Sono arrivati a Roma indossando i loro berretti tradizionali, cuciti con i colori dell’Uganda e dell’Italia. Dodici ragazzi della regione della Karamoja hanno, prima, incontrato il Papa, al termine dell’udienza generale; poi, si sono recati nella sede della Cei per esprimere il loro grazie per il finanziamento ricevuto, con fondi 8xmille, per sviluppare un progetto di agricoltura e allevamento, che permetterà alle persone che vivono in quei territori una condizione di vita migliore. Sarà un sostegno prezioso anche per chi ha bisogno, come Angela, di poter continuare gli studi, e per chi, come Caroline, svolge un lavoro a tempo. Con loro, gli operatori di “Africa Mission Cooperazione e Sviluppo”, che accompagnano questi ragazzi in Uganda in un cammino verso la sostenibilità e lo sviluppo. C’è Carlo Ruspantini, direttore dell’organizzazione, e ci sono anche don Justin, responsabile della Pastorale giovanile della diocesi di Moroto, e don Sandro De Angeli, sacerdote fidei donum, suo coadiutore.

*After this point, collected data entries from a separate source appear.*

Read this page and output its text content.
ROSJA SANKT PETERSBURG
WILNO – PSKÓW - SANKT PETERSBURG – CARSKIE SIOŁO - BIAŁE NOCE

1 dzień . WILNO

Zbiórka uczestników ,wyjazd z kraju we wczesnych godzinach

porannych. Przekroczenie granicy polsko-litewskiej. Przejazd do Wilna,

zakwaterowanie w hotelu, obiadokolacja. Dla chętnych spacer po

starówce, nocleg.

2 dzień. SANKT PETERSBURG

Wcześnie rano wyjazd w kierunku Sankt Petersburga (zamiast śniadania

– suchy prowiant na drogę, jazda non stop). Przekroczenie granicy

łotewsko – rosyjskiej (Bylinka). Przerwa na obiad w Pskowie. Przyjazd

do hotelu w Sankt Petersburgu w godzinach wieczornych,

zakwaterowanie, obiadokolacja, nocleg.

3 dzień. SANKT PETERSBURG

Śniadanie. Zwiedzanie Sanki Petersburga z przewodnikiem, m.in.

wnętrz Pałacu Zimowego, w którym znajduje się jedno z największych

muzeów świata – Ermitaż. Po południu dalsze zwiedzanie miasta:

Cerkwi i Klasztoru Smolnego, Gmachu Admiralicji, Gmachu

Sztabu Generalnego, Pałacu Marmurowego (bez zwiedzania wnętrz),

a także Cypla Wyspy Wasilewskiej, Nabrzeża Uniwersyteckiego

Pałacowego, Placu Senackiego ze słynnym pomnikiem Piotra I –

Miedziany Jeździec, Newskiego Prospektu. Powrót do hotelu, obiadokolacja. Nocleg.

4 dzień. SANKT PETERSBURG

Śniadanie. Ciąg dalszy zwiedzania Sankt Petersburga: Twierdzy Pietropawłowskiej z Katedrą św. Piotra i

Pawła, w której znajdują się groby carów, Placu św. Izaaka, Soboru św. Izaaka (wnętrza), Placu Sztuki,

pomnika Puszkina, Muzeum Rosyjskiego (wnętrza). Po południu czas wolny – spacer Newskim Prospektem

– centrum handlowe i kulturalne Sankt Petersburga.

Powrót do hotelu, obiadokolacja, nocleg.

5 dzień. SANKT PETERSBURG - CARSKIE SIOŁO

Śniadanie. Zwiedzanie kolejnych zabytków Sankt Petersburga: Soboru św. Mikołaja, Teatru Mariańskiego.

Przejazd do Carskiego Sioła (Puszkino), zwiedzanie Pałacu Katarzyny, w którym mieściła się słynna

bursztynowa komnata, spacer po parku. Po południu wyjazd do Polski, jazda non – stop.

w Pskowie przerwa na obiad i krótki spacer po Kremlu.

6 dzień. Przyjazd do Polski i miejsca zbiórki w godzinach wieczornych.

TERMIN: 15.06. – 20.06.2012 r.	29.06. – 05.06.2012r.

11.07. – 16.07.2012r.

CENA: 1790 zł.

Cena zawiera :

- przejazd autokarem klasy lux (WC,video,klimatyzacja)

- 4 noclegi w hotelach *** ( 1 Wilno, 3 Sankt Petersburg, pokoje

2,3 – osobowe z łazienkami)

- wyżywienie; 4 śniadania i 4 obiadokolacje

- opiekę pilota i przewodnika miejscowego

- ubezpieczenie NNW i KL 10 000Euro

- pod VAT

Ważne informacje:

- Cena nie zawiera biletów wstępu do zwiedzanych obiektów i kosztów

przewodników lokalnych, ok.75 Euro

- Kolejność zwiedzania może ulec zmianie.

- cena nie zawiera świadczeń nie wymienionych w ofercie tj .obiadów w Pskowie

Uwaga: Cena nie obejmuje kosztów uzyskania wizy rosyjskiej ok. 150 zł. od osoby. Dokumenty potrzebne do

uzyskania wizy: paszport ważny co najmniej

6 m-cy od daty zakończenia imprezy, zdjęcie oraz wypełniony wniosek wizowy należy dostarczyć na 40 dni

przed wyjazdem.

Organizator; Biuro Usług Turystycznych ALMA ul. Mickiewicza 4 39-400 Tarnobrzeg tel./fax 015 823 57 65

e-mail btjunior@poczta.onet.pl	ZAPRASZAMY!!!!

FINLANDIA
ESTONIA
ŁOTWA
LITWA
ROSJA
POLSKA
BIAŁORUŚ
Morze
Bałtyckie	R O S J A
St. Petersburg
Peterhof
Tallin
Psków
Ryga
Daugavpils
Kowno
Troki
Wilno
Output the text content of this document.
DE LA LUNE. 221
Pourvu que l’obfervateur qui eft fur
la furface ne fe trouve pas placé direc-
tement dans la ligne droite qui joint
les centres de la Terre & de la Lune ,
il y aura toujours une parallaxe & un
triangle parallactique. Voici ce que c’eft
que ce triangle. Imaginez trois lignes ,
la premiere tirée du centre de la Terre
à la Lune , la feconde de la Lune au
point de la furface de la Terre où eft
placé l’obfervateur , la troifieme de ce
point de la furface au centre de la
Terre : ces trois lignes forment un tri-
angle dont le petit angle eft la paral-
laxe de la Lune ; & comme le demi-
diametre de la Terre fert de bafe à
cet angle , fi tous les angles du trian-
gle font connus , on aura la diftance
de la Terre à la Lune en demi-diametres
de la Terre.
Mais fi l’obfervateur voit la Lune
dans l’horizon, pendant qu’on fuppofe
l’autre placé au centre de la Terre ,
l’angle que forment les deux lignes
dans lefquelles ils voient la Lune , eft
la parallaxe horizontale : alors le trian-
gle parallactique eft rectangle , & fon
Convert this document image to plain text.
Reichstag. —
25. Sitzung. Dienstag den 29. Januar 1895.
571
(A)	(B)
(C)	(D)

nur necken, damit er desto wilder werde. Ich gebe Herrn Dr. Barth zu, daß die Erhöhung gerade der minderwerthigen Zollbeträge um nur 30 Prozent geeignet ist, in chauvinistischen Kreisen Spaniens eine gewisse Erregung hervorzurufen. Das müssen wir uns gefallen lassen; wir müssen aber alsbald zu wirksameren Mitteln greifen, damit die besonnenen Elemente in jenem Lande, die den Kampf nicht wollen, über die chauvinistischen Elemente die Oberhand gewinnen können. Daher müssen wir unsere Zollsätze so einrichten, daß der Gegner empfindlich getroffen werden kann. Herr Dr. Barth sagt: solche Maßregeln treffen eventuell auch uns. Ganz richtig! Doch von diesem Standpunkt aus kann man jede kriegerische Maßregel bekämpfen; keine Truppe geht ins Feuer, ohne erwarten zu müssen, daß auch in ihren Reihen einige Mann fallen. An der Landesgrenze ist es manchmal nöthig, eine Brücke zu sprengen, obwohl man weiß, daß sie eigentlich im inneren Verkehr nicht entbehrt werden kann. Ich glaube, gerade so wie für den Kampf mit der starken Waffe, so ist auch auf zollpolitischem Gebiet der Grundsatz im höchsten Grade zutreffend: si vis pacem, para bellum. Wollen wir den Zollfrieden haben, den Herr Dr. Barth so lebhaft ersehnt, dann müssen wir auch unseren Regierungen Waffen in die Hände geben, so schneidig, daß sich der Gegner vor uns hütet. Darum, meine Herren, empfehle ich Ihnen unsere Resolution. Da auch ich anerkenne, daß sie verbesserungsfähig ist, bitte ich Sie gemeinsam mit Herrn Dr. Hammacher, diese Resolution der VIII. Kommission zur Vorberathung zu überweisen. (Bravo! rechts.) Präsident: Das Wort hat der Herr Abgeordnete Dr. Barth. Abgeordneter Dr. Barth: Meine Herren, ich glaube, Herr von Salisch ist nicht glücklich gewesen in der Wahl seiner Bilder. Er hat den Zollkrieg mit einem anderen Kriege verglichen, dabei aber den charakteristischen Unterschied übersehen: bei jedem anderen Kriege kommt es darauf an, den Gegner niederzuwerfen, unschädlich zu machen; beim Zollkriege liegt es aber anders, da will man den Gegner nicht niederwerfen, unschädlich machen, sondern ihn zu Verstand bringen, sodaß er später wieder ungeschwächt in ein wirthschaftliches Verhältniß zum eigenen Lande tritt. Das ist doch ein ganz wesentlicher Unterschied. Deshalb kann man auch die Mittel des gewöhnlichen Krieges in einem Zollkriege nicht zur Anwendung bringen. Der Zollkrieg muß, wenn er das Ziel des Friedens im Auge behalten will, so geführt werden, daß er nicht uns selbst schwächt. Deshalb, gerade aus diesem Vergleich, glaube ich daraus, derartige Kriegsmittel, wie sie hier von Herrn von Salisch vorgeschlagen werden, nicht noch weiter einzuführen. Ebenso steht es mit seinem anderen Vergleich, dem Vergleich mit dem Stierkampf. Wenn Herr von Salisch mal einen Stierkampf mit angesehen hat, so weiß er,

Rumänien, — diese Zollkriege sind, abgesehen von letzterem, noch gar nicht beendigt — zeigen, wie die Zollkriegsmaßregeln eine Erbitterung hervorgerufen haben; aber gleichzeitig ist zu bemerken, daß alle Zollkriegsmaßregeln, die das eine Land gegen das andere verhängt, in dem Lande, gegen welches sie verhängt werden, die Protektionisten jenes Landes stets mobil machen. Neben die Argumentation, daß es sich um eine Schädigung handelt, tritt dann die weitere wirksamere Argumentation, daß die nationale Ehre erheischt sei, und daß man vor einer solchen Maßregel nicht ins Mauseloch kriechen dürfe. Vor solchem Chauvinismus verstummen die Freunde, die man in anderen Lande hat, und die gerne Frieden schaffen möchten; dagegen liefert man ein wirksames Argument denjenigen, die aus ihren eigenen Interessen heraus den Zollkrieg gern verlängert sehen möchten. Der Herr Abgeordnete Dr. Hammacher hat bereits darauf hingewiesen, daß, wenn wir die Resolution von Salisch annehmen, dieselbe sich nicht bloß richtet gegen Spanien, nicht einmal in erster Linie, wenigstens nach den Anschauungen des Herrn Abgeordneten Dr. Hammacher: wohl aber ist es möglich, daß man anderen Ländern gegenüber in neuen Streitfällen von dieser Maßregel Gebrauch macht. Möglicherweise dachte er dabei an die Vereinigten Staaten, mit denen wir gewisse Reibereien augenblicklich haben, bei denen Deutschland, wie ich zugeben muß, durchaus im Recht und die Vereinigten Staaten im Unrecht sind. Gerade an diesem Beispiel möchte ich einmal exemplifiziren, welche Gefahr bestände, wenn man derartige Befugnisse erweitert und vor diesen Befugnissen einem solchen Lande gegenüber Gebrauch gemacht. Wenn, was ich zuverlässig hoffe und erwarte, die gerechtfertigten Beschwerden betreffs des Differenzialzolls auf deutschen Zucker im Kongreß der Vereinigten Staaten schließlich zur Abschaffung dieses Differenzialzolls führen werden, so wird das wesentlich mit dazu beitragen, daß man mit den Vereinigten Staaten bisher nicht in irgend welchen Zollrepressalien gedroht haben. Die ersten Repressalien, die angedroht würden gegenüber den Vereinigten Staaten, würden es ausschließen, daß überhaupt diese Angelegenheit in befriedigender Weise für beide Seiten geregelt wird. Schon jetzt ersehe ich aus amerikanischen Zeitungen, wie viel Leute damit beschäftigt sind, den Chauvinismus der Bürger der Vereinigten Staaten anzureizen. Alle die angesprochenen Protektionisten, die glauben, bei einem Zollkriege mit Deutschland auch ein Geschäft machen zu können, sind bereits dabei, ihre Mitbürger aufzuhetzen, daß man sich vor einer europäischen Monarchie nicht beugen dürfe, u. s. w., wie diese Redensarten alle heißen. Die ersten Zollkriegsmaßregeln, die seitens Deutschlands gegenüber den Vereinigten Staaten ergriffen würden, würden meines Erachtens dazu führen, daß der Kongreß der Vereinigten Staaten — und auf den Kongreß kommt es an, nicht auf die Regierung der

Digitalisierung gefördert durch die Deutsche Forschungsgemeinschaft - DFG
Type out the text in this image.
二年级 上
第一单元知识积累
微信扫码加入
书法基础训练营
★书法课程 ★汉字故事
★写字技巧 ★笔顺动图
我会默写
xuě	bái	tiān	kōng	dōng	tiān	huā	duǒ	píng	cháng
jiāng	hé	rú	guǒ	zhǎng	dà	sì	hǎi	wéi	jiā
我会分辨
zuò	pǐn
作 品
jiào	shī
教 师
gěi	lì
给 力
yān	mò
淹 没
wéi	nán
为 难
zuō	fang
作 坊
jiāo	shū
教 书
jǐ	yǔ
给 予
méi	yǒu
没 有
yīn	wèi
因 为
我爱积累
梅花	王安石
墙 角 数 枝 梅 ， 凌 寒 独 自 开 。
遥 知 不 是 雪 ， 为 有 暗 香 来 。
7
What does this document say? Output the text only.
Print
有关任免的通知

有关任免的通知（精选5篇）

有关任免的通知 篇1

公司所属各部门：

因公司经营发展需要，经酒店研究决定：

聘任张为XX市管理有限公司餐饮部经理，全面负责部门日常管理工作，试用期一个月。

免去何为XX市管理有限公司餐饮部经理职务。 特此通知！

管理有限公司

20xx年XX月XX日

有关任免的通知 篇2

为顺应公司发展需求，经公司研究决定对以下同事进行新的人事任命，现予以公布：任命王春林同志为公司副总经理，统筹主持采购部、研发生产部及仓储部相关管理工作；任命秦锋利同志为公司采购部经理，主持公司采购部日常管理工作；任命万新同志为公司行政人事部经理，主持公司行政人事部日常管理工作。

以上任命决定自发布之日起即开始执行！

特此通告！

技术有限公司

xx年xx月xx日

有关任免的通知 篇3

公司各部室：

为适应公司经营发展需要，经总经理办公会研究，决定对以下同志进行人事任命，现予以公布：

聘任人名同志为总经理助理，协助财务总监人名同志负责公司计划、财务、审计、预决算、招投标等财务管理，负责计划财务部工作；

In cosa consiste il progetto. L’intervento mira ad aumentare la disponibilità di acqua e le capacità di coltivazione del popolo Karimojong. Attraverso un supporto nell’agricoltura e nell’allevamento, l’obiettivo è quello di costruire la resilienza climatica per la sicurezza alimentare nelle comunità delle regioni della Karamoja e Lango. Il costo del progetto è superiore di poco al milione di euro. Il finanziamento richiesto, invece, di 940mila euro su tre anni. Il numero totale i beneficiari diretti è di circa 1.587 persone mentre i beneficiari indiretti saranno circa 11mila persone. Saranno oltre 56mila, invece, quelle che beneficeranno della perforazione e/o riabilitazione di pozzi e bacini d’acqua. Il progetto, elaborato da C&D, cerca anche di rispondere alle problematiche legate alla sicurezza alimentare, derivanti dai cambiamenti climatici. L’azione è concepita in tre fasi (formazione, realizzazione delle semine e sostenibilità) in modo tale da avere un impatto duraturo sui livelli di capacità e sull’innovazione dei giovani, delle donne e dei gruppi di agricoltori/allevatori, come pure sul coinvolgimento dei leader locali nel venire incontro alle esigenze di tali categorie. In particolare, nella terza fase, si punterà a mantenere i livelli di produzione e di raccolto in modo che le famiglie possano rivendere il surplus o che non gliene manchi. Attualmente un quarto del prodotto, tra raccolto e conservazione, va perduto. “Il progetto darà un grande contributo alla nostra gente – dice il giovane Kelvin – e permetterà di migliorare le condizioni di vita dei giovani. È stato molto apprezzato anche perché è un aiuto prezioso per quelli che non vanno a scuola e per i villaggi”. “È un progetto importante per far fronte a desertificazione e cambiamento climatico, che può essere una goccia d’acqua in un deserto. Ma, come diceva madre Teresa, ‘il mare è fatto di tante gocce’ e questa può essere molto importante – afferma don Leonardo Di Mauro, responsabile del Servizio interventi caritativi della Cei -. I giovani verranno formati con una visione diversa, più ricca e prospettica rispetto a quella cui erano abituati finora. Speriamo possa avere un bell’impatto sul loro Paese”.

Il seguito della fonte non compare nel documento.